С легкой руки Нейгауза разговор — да еще в печати — о не слишком широком кругозоре Гилельса стал вестись без всякого стеснения. Да, конечно, у родителей Гилельса не было средств и возможности послать сына учиться в Италию или в Вену. Что же до эрудиции Гилельса, то он никогда не обременял ею окружающих; тем более не испытывал потребности благодаря своим знаниям «приподняться» над теми, кто этими знаниями не обладал. Все знать, разумеется, невозможно; слова поэта будут здесь как нельзя кстати: «Всезнающих людей на свете нет. Есть только те, кто мнят себя всезнающими». Понятно и то, что периоды жизни в этом смысле разнятся друг от друга: не знаешь сегодня — узнаешь завтра. Сказала же Марина Цветаева: не стыдно не знать, стыдно — не хотеть знать. Гилельс всегда хотел, жажда познания была у него неутолимой.
И он знал.
Как вообще приобретаются и пополняются знания? Осмелюсь сказать: аттестаты и дипломы вовсе не играют здесь главной роли. Самообразование — вот что дает «результат». Вспомним Листа; никто не обвинит его в недостатке полученных «сведений». Как ему удалось наверстать отсутствие регулярного обучения? В письме другу он раскрывает тайну: «Вот уже две недели, — пишет молодой Лист, — как мои пальцы и мой мозг работают как одержимые. Гомер, Библия, Платон, Локк, Байрон, Ламартин, Шатобриан, Бетховен, Бах, Гуммель, Моцарт, Вебер окружают меня. Я изучаю их, поглощаю их с яростью; кроме того, по четыре–пять часов я играю упражнения (триоли, секстоли, октавы и тремоло, репетиции, каденции и т. п.). Ах, если я не сойду с ума, ты найдешь во мне художника».
Так «создается» художник; этот путь он обязательно проходит. И Гилельс не был исключением. В одном из писем 1947 года Дмитрий Кабалевский кратко сообщал Николаю Мясковскому: «Сейчас здесь (в ивановском доме творчества. — Г. Г.) живет Эмиль Гилельс, и мы с ним изредка поигрываем в 4 руки. Вчера играли „Заратустру“».

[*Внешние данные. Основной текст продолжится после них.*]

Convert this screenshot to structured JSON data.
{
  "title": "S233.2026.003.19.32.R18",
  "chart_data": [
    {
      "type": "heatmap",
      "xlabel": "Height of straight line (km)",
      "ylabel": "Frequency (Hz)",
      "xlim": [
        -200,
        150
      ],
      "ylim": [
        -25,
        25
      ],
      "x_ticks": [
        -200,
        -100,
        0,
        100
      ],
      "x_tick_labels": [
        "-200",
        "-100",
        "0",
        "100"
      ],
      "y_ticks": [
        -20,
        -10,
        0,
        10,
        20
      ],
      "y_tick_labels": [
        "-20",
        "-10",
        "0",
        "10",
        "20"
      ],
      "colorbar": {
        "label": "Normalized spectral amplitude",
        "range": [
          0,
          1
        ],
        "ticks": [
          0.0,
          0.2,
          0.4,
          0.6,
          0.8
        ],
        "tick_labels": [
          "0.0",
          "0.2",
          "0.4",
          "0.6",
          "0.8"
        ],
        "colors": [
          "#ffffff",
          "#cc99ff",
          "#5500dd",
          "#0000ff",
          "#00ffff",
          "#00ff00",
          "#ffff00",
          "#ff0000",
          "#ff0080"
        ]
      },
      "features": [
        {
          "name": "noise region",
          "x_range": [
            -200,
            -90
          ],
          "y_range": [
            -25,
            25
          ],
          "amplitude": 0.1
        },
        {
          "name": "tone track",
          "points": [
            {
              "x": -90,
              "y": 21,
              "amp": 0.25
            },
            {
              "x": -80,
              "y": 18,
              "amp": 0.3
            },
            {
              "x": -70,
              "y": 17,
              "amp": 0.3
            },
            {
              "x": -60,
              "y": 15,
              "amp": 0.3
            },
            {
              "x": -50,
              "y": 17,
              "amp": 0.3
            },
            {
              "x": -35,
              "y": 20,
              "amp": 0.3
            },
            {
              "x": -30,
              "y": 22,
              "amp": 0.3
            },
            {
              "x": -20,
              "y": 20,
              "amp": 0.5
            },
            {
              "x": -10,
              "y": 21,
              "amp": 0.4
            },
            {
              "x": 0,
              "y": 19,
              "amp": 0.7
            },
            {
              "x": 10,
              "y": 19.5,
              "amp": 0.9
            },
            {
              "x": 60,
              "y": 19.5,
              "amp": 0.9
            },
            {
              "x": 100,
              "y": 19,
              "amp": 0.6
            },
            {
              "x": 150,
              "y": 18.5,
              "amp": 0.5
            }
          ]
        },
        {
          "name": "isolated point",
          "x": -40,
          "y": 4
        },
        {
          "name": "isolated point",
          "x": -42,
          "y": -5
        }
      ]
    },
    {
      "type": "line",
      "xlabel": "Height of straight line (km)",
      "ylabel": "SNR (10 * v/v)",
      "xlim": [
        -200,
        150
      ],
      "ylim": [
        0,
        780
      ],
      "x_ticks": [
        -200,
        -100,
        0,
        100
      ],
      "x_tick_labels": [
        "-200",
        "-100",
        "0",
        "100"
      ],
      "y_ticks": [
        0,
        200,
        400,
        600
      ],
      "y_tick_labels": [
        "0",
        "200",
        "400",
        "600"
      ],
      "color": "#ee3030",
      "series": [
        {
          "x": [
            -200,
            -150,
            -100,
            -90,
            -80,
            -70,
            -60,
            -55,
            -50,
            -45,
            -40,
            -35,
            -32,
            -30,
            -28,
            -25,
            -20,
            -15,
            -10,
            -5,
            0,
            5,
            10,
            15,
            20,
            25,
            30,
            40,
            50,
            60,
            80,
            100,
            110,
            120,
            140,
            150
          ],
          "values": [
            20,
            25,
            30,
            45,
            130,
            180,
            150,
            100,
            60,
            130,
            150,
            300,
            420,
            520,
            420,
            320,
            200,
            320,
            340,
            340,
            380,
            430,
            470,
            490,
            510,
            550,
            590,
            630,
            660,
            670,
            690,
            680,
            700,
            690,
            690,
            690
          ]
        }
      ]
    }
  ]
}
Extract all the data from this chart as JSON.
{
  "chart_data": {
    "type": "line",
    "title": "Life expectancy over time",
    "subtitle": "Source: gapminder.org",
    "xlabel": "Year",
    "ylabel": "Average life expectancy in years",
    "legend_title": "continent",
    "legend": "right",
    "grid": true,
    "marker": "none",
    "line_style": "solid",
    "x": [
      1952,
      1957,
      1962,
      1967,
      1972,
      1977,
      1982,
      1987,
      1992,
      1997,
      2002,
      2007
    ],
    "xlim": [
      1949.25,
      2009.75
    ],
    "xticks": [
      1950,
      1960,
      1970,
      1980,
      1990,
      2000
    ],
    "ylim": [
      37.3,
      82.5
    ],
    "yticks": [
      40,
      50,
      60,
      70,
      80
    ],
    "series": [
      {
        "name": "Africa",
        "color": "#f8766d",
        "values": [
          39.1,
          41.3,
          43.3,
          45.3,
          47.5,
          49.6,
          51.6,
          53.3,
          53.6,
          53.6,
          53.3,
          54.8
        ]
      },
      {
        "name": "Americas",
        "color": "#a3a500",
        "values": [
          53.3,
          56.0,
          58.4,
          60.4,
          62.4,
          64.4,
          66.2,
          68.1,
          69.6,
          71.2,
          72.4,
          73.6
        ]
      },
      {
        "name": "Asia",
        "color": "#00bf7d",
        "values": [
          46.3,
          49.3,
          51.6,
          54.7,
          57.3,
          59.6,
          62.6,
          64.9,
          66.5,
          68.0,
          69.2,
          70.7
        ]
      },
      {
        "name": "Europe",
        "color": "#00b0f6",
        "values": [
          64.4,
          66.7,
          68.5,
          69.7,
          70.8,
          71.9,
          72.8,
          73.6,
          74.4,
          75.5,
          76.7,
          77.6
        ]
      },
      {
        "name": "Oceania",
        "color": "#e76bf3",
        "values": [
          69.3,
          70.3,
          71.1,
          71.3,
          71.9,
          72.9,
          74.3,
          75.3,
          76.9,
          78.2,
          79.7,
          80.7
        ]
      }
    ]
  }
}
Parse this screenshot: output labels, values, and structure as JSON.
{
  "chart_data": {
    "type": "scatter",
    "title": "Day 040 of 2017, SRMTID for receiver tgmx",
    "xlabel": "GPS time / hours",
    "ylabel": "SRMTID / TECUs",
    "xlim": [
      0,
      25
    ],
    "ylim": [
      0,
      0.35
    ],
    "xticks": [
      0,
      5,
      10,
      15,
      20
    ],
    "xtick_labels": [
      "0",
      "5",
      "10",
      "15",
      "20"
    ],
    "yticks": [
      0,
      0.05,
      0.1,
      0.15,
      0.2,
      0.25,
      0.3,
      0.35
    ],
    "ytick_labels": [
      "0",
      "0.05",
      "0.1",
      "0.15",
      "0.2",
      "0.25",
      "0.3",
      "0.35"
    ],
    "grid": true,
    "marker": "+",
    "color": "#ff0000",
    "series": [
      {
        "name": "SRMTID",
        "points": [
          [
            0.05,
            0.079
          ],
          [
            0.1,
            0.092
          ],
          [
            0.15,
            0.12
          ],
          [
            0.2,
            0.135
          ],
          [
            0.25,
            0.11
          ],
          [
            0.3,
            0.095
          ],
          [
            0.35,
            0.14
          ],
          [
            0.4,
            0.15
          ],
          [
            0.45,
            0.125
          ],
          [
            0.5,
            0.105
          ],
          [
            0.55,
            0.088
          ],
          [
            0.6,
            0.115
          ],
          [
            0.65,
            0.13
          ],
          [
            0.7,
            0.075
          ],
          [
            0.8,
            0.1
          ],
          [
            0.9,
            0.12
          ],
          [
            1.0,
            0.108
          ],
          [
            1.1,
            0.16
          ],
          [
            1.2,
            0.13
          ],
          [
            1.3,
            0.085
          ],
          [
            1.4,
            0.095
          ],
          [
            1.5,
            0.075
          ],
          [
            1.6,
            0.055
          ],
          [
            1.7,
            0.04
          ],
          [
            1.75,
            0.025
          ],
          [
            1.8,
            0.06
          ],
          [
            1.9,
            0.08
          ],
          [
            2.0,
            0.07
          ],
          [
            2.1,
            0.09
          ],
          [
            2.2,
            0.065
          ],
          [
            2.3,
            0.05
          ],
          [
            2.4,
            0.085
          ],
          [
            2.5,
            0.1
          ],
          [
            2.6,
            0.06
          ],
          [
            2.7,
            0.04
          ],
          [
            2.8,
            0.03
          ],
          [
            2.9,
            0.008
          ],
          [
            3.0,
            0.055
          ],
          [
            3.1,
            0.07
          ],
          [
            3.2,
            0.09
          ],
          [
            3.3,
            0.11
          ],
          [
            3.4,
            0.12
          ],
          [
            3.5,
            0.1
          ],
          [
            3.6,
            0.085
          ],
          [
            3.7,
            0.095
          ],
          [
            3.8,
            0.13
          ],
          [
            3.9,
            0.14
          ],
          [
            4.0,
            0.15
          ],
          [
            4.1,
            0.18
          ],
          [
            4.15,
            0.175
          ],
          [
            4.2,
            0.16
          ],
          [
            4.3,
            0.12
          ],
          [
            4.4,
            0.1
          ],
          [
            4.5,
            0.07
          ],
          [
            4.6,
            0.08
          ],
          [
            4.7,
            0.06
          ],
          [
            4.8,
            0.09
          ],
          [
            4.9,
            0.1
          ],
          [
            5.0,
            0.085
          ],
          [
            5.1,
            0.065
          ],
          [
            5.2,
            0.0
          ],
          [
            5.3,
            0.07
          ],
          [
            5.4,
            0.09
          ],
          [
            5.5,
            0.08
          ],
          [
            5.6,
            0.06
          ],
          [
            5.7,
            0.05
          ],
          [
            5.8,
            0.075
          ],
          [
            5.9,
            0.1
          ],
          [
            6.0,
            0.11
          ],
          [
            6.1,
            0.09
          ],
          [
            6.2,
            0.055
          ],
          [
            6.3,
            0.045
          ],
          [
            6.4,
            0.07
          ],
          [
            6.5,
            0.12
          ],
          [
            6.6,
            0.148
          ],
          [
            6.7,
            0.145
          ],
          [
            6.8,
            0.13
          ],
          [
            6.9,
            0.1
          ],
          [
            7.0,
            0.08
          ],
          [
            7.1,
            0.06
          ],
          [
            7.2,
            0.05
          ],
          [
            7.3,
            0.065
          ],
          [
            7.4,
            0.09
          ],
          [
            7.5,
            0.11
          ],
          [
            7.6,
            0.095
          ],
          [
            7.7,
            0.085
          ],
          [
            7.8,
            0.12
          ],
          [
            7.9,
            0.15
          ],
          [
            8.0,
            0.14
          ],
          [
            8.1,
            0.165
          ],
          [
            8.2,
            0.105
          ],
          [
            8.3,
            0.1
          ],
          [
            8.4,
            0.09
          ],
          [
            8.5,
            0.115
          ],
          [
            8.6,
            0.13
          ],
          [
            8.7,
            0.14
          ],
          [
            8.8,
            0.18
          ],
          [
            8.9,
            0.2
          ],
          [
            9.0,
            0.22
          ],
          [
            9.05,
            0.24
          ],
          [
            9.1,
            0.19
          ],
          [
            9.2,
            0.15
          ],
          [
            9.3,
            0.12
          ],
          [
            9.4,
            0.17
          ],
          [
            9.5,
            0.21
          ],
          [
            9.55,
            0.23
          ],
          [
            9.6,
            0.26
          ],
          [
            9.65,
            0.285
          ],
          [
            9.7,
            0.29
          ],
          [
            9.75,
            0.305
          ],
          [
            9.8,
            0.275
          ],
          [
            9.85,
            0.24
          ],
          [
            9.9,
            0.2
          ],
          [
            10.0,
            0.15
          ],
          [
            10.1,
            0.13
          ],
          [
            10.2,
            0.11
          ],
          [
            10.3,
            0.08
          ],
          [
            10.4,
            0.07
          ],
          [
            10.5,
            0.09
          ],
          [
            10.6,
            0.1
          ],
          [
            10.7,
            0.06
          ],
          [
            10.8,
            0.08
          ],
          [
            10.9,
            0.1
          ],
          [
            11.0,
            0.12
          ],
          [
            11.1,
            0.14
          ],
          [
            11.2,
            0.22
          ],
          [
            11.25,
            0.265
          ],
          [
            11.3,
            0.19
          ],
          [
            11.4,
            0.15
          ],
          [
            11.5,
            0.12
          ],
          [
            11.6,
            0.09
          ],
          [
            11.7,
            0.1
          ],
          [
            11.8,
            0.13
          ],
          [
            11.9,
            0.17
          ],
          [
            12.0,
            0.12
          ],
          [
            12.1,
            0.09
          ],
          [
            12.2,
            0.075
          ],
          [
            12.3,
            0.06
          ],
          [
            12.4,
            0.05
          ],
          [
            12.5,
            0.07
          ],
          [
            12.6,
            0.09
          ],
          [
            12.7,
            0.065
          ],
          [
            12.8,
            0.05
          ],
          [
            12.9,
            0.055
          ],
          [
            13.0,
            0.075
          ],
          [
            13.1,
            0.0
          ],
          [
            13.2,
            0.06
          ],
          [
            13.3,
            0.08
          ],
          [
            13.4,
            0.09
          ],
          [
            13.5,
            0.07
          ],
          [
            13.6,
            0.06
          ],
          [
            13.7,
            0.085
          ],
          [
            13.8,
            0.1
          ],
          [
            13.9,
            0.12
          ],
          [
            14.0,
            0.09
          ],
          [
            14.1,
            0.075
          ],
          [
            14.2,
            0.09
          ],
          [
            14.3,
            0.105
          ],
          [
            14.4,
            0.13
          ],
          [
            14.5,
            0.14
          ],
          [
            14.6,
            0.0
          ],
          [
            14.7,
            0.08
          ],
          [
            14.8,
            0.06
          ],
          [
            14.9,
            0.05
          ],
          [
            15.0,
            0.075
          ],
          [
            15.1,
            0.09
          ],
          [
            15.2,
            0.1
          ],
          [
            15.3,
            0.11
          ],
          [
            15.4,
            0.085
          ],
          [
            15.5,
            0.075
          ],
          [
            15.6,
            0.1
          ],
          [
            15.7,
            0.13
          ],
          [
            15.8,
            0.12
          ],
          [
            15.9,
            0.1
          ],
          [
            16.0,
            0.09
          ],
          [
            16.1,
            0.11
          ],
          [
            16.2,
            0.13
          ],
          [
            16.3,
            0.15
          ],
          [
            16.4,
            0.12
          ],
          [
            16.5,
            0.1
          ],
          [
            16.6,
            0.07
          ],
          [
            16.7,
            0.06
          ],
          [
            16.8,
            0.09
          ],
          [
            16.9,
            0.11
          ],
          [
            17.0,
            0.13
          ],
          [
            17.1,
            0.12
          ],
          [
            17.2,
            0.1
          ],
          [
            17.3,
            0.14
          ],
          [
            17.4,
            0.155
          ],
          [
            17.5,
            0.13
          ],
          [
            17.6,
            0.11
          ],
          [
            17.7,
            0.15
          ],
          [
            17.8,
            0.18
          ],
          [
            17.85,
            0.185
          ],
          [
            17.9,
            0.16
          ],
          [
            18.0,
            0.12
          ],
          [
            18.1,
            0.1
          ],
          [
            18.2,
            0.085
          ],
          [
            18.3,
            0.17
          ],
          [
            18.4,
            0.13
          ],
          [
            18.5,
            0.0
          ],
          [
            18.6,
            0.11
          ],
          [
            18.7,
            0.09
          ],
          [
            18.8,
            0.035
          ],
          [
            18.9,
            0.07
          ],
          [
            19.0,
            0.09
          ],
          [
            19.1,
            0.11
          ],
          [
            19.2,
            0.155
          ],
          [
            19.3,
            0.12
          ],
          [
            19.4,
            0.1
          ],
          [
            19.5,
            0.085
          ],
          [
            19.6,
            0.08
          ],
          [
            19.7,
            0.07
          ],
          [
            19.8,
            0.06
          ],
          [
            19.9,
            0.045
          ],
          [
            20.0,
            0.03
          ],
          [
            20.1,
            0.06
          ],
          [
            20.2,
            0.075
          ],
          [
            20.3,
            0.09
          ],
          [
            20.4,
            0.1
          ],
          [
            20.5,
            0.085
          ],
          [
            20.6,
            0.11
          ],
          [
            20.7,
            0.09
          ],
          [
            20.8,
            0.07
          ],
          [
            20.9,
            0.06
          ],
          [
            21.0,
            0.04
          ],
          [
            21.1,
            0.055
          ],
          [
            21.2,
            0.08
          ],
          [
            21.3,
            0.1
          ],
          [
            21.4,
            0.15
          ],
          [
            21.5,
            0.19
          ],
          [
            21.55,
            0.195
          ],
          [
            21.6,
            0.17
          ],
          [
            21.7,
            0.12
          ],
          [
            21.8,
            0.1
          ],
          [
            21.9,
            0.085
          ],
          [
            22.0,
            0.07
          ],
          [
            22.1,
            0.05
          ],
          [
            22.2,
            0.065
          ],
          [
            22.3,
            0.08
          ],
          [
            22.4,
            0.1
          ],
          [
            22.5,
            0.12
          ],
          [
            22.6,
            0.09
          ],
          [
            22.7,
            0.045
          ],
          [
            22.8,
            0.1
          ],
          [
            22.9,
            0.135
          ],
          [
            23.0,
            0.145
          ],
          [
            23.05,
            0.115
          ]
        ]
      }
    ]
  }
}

Как видим, Гилельс превосходным образом, «изнутри» — так сказать, «своими руками» — узнал симфоническую поэму Рихарда Штрауса «Так говорил Заратустра», о которой — тем паче в те времена — мало кто имел хоть какое-нибудь понятие. Но он не щеголял этим своим «преимуществом» и не делился, не давая никому прохода, своими восторгами: в «Заратустре» есть, знаете, такая фуга!.. Ну, а раз помалкивает — значит, и слыхом не слыхал, кругозор-то не широк…
Проведу одну параллель. Великий русский композитор Сергей Иванович Танеев, знающий безгранично много, в своей реакции на музыку и, шире, на явления искусства был разительно «похож» на Гилельса. Как-то он признался: «Я всегда стесняюсь высказывать свои впечатления: даже в театре не люблю, чтобы около меня сидели знакомые, ибо терпеть не могу высказывать, что я чем-нибудь взволнован или что-нибудь произвело на меня сильное впечатление».
Нейгаузовские пассажи, о которых шла речь, вызывают некоторую растерянность: ведь Нейгауз хорошо знал совсем другое. В неопубликованных воспоминаниях Мечислав Вайнберг рассказывает:
«С 44-го по 48 год раз в месяц на квартире у Г. Г. Нейгауза собиралось 8–10 музыкантов, и Гилельс со мной, в четыре руки, играл переложения симфоний Шумана, Брамса, почти всех симфоний Малера и Брукнера, произведения современных французов, Стравинского и других. Спустя несколько лет Г. Г. Нейгауз с грустью сказал, что эти встречи приходится прекратить, т. к. они вызывают неодобрение и подозрение у некоторых людей в „групповщине“».
Может быть, 1948 год тому причиной? Или то обстоятельство, что не «рекомендовалось» собираться вместе в составе более трех человек? — были же такие времена! Нет, нигде печатно не упомянул Нейгауз об этих «бдениях».